When you think of a teacher you usually think of an older figure. Someone who is supposed to teach and help you learn, but there is a lot more behind that. There’s grading, planning, and actual teaching. These aspects are often looked passed by other students.
Teachers are often unappreciated for many reasons. According to a website called Weareteachers, it claims a teacher spends around 2,200 hours per year doing things such as planning, grading, giving instruction, and emails per year. Which is about a 42 hour week working year round, is more than the average full-time employee would work.
Jennifer Reissig, an APUSH/US history teacher at Yerba Buena High School, has been teaching for eighteen years. Sixteen of those years being at Yerba Buena, and 14 of those same years teaching advanced placement history.
“There is only one to two other APUSH teachers so we don’t have much time to collaborate,” Ms. Reissig explains, AP classes are much harder because there is a lot more planning and grading that goes into it.”
“Essays take me around eight hours to grade one period worth of essays.” This is a lot considering that essays aren’t the only assignments you are doing in the class.
There are loads of classwork, group projects, and notes that students do during class. For a teacher, having to make a whole lesson plan to stay organized for their classes they teach can be very stressful. Teachers also spend most of their free time grading their students' paperwork so that leaves them little time to themselves.
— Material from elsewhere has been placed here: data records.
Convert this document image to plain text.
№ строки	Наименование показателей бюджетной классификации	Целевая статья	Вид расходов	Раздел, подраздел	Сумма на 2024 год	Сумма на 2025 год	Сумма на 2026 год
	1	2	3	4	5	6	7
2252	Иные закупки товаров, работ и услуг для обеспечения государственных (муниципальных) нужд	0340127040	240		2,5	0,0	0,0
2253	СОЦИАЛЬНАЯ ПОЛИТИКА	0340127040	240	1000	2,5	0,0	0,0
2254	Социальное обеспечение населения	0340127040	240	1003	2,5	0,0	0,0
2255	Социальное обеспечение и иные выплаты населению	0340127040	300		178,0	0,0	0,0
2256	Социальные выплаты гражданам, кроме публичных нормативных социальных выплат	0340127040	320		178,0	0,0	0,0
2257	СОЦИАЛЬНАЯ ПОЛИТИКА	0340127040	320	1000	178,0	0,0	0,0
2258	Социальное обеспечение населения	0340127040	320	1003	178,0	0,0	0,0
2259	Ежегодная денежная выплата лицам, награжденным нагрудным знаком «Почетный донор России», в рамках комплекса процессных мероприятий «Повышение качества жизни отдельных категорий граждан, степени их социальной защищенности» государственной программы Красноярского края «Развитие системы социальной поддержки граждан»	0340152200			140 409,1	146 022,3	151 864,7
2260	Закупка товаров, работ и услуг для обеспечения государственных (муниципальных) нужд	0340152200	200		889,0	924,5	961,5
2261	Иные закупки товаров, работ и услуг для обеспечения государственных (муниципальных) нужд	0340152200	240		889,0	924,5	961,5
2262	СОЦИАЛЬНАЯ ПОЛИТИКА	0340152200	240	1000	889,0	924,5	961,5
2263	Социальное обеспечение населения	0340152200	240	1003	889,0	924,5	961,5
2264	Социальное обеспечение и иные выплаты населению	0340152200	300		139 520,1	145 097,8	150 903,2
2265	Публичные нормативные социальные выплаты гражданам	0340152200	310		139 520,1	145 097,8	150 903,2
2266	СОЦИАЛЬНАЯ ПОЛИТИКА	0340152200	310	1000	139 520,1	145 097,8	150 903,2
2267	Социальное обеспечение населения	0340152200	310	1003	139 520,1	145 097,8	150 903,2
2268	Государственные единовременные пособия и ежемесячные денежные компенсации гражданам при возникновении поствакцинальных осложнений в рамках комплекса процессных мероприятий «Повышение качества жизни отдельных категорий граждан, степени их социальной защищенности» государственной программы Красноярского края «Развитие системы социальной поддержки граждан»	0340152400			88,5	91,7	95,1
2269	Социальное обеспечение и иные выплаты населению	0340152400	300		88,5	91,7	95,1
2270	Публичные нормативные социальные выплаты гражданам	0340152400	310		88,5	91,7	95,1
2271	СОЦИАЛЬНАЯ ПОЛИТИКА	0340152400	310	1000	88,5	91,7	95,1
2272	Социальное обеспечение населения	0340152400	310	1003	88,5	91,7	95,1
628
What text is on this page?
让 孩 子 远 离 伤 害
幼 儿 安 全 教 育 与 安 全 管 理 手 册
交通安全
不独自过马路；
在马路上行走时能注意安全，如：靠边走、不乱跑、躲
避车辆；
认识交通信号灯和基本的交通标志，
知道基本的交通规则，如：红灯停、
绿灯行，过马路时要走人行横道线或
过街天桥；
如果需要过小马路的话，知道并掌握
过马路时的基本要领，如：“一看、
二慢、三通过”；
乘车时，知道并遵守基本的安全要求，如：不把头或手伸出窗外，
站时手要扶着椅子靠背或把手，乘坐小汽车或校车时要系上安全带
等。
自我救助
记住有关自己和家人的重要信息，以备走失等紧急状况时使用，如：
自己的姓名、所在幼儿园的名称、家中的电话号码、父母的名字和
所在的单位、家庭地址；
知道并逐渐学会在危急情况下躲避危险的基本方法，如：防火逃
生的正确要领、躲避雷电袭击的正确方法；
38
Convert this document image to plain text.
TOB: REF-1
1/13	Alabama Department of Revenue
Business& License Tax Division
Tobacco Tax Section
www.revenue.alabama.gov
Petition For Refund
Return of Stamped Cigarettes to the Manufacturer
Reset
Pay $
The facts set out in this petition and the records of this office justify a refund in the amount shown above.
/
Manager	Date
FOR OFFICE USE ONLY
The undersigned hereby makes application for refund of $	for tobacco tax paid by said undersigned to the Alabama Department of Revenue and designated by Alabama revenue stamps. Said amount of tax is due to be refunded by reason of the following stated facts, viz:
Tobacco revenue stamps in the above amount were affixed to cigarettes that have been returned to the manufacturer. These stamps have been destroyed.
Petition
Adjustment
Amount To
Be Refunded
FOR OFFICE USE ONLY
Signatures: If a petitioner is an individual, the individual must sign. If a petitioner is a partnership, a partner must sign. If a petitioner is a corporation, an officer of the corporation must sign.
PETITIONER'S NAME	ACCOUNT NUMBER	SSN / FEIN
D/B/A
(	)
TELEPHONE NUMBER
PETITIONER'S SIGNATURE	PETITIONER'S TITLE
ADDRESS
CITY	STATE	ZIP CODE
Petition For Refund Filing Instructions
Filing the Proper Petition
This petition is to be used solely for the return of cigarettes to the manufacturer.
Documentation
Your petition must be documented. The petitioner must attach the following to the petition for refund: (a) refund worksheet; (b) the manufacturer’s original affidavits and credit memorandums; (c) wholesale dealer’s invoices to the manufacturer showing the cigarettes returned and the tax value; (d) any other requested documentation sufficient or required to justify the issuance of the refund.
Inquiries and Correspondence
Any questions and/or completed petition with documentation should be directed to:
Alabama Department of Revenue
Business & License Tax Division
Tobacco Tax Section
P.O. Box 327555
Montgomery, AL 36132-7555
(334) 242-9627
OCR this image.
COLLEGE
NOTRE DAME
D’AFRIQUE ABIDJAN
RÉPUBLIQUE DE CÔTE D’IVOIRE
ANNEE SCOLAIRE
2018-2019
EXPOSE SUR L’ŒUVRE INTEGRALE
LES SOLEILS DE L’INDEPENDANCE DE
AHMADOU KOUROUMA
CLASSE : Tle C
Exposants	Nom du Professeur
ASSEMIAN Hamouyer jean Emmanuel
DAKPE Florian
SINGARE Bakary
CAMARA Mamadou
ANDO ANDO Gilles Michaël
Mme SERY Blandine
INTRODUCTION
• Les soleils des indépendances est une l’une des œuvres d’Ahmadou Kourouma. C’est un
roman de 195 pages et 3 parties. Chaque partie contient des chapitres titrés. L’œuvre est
This all seems stressful, yet Ms.Reissig still continues to teach at YB for her students and co-workers.
According to USA Today, back in 2019 the CPS (Chicago Public Schools) went on strike for eleven days, “For a new contract that guarantees all union members a 16% raise over the life of the five-year contract and invests $35 million in reducing class sizes. The contract also guarantees that every school will have a nurse and social worker by 2023, among other guarantees.” Over 32,000+ educators around Chicago went on strike.
According to another article by New York Times. The Los Angeles Strike left over half a million people affected and was one of the largest. The deal includes caps on class sizes, and hiring full-time nurses for every school, as well as a librarian for every middle and high school in the district by the fall of 2020.
They were also on strike for an increase in teachers' pay by 6%. The settlement came after tens of thousands of teachers in the nation’s second-largest public school system marched in downtown Los Angeles and picketed outside schools for six school days.
Personally, these are important. These strikes are necessary because school is mean’t to prepare you for the future. Teachers are often kid’s first role models so teachers have a huge impact on young students.
Photo Credits: Kevin Nguyen
Chris Lopez, a junior at Yerba Buena High School says he is always seeing teachers being overwhelmed with grading/classwork. “My work is always graded quickly ,and sometimes it’s graded incorrectly,” says Chris. He claims that he goes through about 3-4 hours of homework a day, which seems like a very hefty amount of work to be given.
Hypothetically speaking, if a teacher were to give 3-4 hours of work everyday it would add a ton of stress to their lives. Teachers are very underrated and unappreciated when they are some of the greatest heroes and are often left out of peoples' thoughts.
They are regular people by the way, maybe give your teacher a pat on the back and tell them that they’re doing great, it might just bring up their lives.